Если эксплуатировать только помогающую роль гуманитарного знания, то оно, по существу, станет ненужным для построения картины мира как интег­ральной составляющей сознания человека, если будет обслуживать временные, переходящие немощи чело­века, его бессилие сделать что-то правильно, с пользой и т. п. Экзистенциальная роль гуманитарного знания в том, чтобы помочь, если уж пользоваться этим сло­вом, человеку избавиться от его главной немочи — смерти. Современные достижения в разных науках (опыты по клонированию, психотехнические воздей­ствия — настрой, например, показывают, что челове­ческие возможности в борьбе со своим главным неду­гом возрастают достаточно быстро, если мерить их мерками вечности. В конечном счете, это не только красивая мечта — бессмертие, воскрешение, это и способ мышления человека о своей природе, это по­мощь людям в главном — в определении смысла, ко­торый, как известно сегодня, надо находить каждому самому, его невозможно задать или дать, его можно найти, если жить.

В конечном итоге роль гуманитарного знания в картине мира современного человека и состоит в том, что пытается ответить на вопрос: зачем жить? И потом уже — как это делать?

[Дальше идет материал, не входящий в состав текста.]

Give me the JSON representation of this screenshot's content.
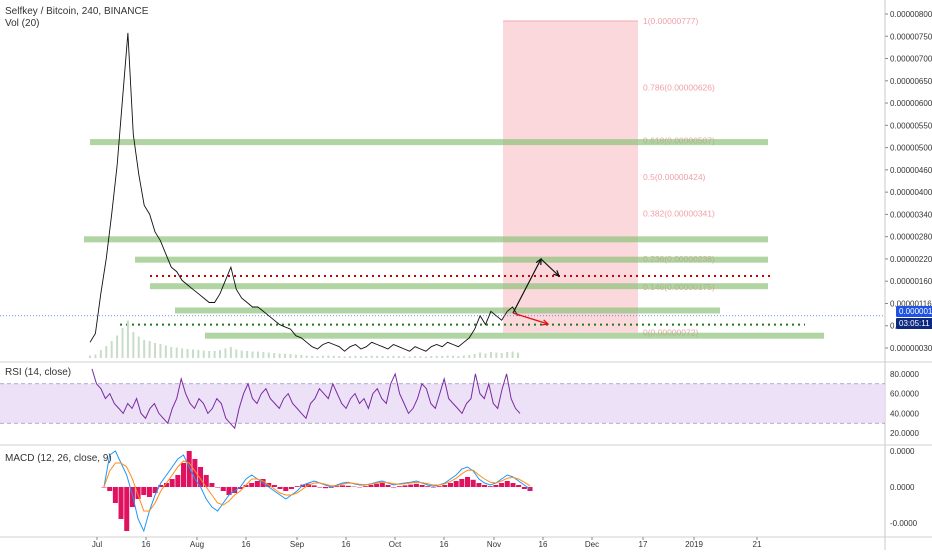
{
  "header": {
    "symbol": "Selfkey / Bitcoin, 240, BINANCE",
    "volume": "Vol (20)",
    "rsi": "RSI (14, close)",
    "macd": "MACD (12, 26, close, 9)"
  },
  "price_badge": "0.00000116",
  "time_badge": "03:05:11",
  "colors": {
    "zone_green": "#8fc27a",
    "fib_red": "#f4a9b0",
    "rsi_line": "#7a2aa0",
    "rsi_band": "#e7d9f5",
    "macd_line": "#2196f3",
    "signal_line": "#ff8c1a",
    "hist_pos": "#e0115f",
    "hist_neg": "#e0115f",
    "price_line": "#111111",
    "dotted_red": "#cc0000",
    "dotted_green": "#1b7a1b",
    "arrow_black": "#111111",
    "arrow_red": "#e01010"
  },
  "chart_data": [
    {
      "type": "line",
      "name": "price",
      "yticks": [
        "0.00000800",
        "0.00000750",
        "0.00000700",
        "0.00000650",
        "0.00000600",
        "0.00000550",
        "0.00000500",
        "0.00000460",
        "0.00000400",
        "0.00000340",
        "0.00000280",
        "0.00000220",
        "0.00000160",
        "0.00000116",
        "0.00000070",
        "0.00000030"
      ],
      "ylim": [
        1e-07,
        8.2e-06
      ],
      "xticks": [
        "Jul",
        "16",
        "Aug",
        "16",
        "Sep",
        "16",
        "Oct",
        "16",
        "Nov",
        "16",
        "Dec",
        "17",
        "2019",
        "21"
      ],
      "price_series": [
        5e-07,
        7e-07,
        1.6e-06,
        2.4e-06,
        3.4e-06,
        4.5e-06,
        6e-06,
        7.5e-06,
        5.2e-06,
        4.3e-06,
        3.6e-06,
        3.4e-06,
        3e-06,
        2.8e-06,
        2.5e-06,
        2.2e-06,
        2.1e-06,
        1.9e-06,
        1.8e-06,
        1.7e-06,
        1.6e-06,
        1.5e-06,
        1.4e-06,
        1.4e-06,
        1.6e-06,
        1.9e-06,
        2.2e-06,
        1.7e-06,
        1.5e-06,
        1.4e-06,
        1.3e-06,
        1.3e-06,
        1.2e-06,
        1.1e-06,
        1e-06,
        9e-07,
        8.5e-07,
        8e-07,
        6.5e-07,
        6e-07,
        5e-07,
        4e-07,
        3.5e-07,
        4.5e-07,
        5e-07,
        4.5e-07,
        4e-07,
        3e-07,
        4e-07,
        4.5e-07,
        3.5e-07,
        4e-07,
        5e-07,
        4.5e-07,
        4e-07,
        3.5e-07,
        4.5e-07,
        4e-07,
        3.5e-07,
        3e-07,
        4e-07,
        3.5e-07,
        3e-07,
        4e-07,
        4.5e-07,
        4e-07,
        5e-07,
        4.5e-07,
        4e-07,
        5e-07,
        6e-07,
        8e-07,
        1.1e-06,
        9e-07,
        1.2e-06,
        1.1e-06,
        1e-06,
        1.2e-06,
        1.3e-06,
        1.1e-06
      ],
      "fib_levels": [
        {
          "label": "1(0.00000777)",
          "value": 7.77e-06
        },
        {
          "label": "0.786(0.00000626)",
          "value": 6.26e-06
        },
        {
          "label": "0.618(0.00000507)",
          "value": 5.07e-06
        },
        {
          "label": "0.5(0.00000424)",
          "value": 4.24e-06
        },
        {
          "label": "0.382(0.00000341)",
          "value": 3.41e-06
        },
        {
          "label": "0.236(0.00000238)",
          "value": 2.38e-06
        },
        {
          "label": "0.146(0.00000175)",
          "value": 1.75e-06
        },
        {
          "label": "0(0.00000072)",
          "value": 7.2e-07
        }
      ],
      "zones": [
        5.03e-06,
        2.83e-06,
        2.37e-06,
        1.77e-06,
        1.22e-06,
        6.5e-07
      ],
      "dotted_red": 2e-06,
      "dotted_green": 9e-07
    },
    {
      "type": "line",
      "name": "RSI (14, close)",
      "yticks": [
        "80.0000",
        "60.0000",
        "40.0000",
        "20.0000"
      ],
      "ylim": [
        10,
        90
      ],
      "band": [
        30,
        70
      ],
      "values": [
        85,
        70,
        65,
        55,
        60,
        50,
        45,
        40,
        50,
        45,
        55,
        40,
        35,
        45,
        50,
        40,
        35,
        30,
        45,
        55,
        75,
        60,
        50,
        45,
        55,
        50,
        40,
        45,
        55,
        50,
        35,
        30,
        25,
        45,
        60,
        70,
        55,
        50,
        60,
        65,
        55,
        50,
        45,
        55,
        60,
        50,
        45,
        40,
        35,
        50,
        55,
        65,
        60,
        55,
        70,
        60,
        50,
        45,
        55,
        60,
        50,
        55,
        45,
        60,
        65,
        55,
        50,
        70,
        80,
        60,
        50,
        40,
        45,
        55,
        70,
        65,
        50,
        45,
        60,
        75,
        55,
        50,
        45,
        40,
        50,
        55,
        80,
        60,
        55,
        70,
        50,
        45,
        65,
        80,
        55,
        45,
        40
      ]
    },
    {
      "type": "bar",
      "name": "MACD (12, 26, close, 9)",
      "yticks": [
        "0.0000",
        "0.0000",
        "-0.0000"
      ],
      "ylim": [
        -1.2,
        1.0
      ],
      "histogram": [
        0,
        -0.1,
        -0.4,
        -0.8,
        -1.1,
        -0.5,
        -0.3,
        -0.2,
        -0.25,
        -0.15,
        0.05,
        0.1,
        0.2,
        0.3,
        0.6,
        0.9,
        0.7,
        0.5,
        0.3,
        0.1,
        0.0,
        -0.1,
        -0.2,
        -0.15,
        -0.05,
        0.05,
        0.1,
        0.15,
        0.2,
        0.1,
        0.05,
        -0.05,
        -0.1,
        -0.05,
        0.02,
        0.06,
        0.08,
        0.04,
        0.0,
        -0.03,
        -0.02,
        0.02,
        0.04,
        0.03,
        0.01,
        -0.01,
        0.02,
        0.05,
        0.08,
        0.1,
        0.05,
        0.0,
        0.02,
        0.04,
        0.06,
        0.08,
        0.05,
        0.02,
        0.0,
        0.02,
        0.05,
        0.1,
        0.15,
        0.2,
        0.25,
        0.18,
        0.1,
        0.05,
        0.02,
        0.05,
        0.1,
        0.15,
        0.1,
        0.05,
        -0.05,
        -0.1
      ],
      "macd": [
        0,
        0.8,
        0.9,
        0.6,
        0.3,
        -0.2,
        -0.8,
        -1.1,
        -0.6,
        -0.2,
        0.1,
        0.3,
        0.5,
        0.7,
        0.8,
        0.5,
        0.2,
        0.0,
        -0.3,
        -0.5,
        -0.6,
        -0.4,
        -0.2,
        -0.1,
        0.0,
        0.2,
        0.3,
        0.2,
        0.1,
        0.0,
        -0.1,
        -0.2,
        -0.3,
        -0.2,
        -0.1,
        0.05,
        0.1,
        0.15,
        0.1,
        0.05,
        0.0,
        0.05,
        0.1,
        0.12,
        0.08,
        0.05,
        0.05,
        0.08,
        0.12,
        0.15,
        0.1,
        0.05,
        0.08,
        0.1,
        0.12,
        0.15,
        0.1,
        0.05,
        0.02,
        0.05,
        0.1,
        0.2,
        0.3,
        0.45,
        0.5,
        0.4,
        0.2,
        0.1,
        0.05,
        0.1,
        0.2,
        0.3,
        0.25,
        0.15,
        0.05,
        -0.05
      ],
      "signal": [
        0,
        0.4,
        0.6,
        0.6,
        0.5,
        0.2,
        -0.2,
        -0.6,
        -0.6,
        -0.4,
        -0.1,
        0.1,
        0.3,
        0.5,
        0.65,
        0.6,
        0.4,
        0.2,
        0.0,
        -0.2,
        -0.4,
        -0.45,
        -0.35,
        -0.2,
        -0.1,
        0.05,
        0.2,
        0.2,
        0.15,
        0.05,
        -0.05,
        -0.15,
        -0.2,
        -0.2,
        -0.15,
        -0.05,
        0.05,
        0.1,
        0.1,
        0.07,
        0.03,
        0.03,
        0.07,
        0.1,
        0.09,
        0.07,
        0.06,
        0.07,
        0.1,
        0.12,
        0.11,
        0.08,
        0.07,
        0.08,
        0.1,
        0.12,
        0.11,
        0.08,
        0.05,
        0.05,
        0.08,
        0.14,
        0.22,
        0.33,
        0.42,
        0.42,
        0.3,
        0.2,
        0.12,
        0.1,
        0.15,
        0.22,
        0.24,
        0.2,
        0.12,
        0.03
      ]
    }
  ]
}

Если попробовать зафиксировать те противоречия, которые есть в современном гуманитарном знании, то они могли бы, по-моему, выглядеть следующим образом.

• Является ли человек — разумный идеалом эволюции?

• Как соотносятся физическая и психическая природа че­ловека?

• Существует ли наука о ЖИЗНИ ЧЕЛОВЕКА? Можно ли освоить эту науку?

• Как в ходе эволюции неживое стало живым, а живое — со­знательным? Куда дальше идет линия эволюции неживого?

Прогресс и эволюция - как они связаны между собой? В каких отношениях находятся между собой разум и со­знание?

• Как связаны мышление и практическое действие?

• Какими способами можно (и нужно) получать достовер­ное гуманитарное знание?

Возможно, я выделила далеко не все, но перечис­ленные противоречия дают возможность сформулиро­вать, может быть, одну из важнейших задач гуманитар­ного исследования — поиск той целостности, которая содержит в себе весь потенциал развития человека, все возможности сотворения, преобразования, преображе­ния жизни во всей полноте ее воплощения.

Мне кажется, что постановка такой задачи позво­ляет выделить в гуманитарном знании важнейшие составляющие картины мира современного человека и мыслить о них, познавая их всем миром, как говорил Н.Ф. Федоров, ученых и неученых:

ЖИЗНЬ СМЕРТЬ
РАЗУМ УМ
я ДРУГИЕ
БЕССМЕРТИЕ ДЕЛО
ВЕЧНОСТЬ КОНЕЧНОСТЬ
СТРАХ РАДОСТЬ
ИДЕАЛ РЕАЛЬНОСТЬ

 

Может быть, такое знание задает целостность?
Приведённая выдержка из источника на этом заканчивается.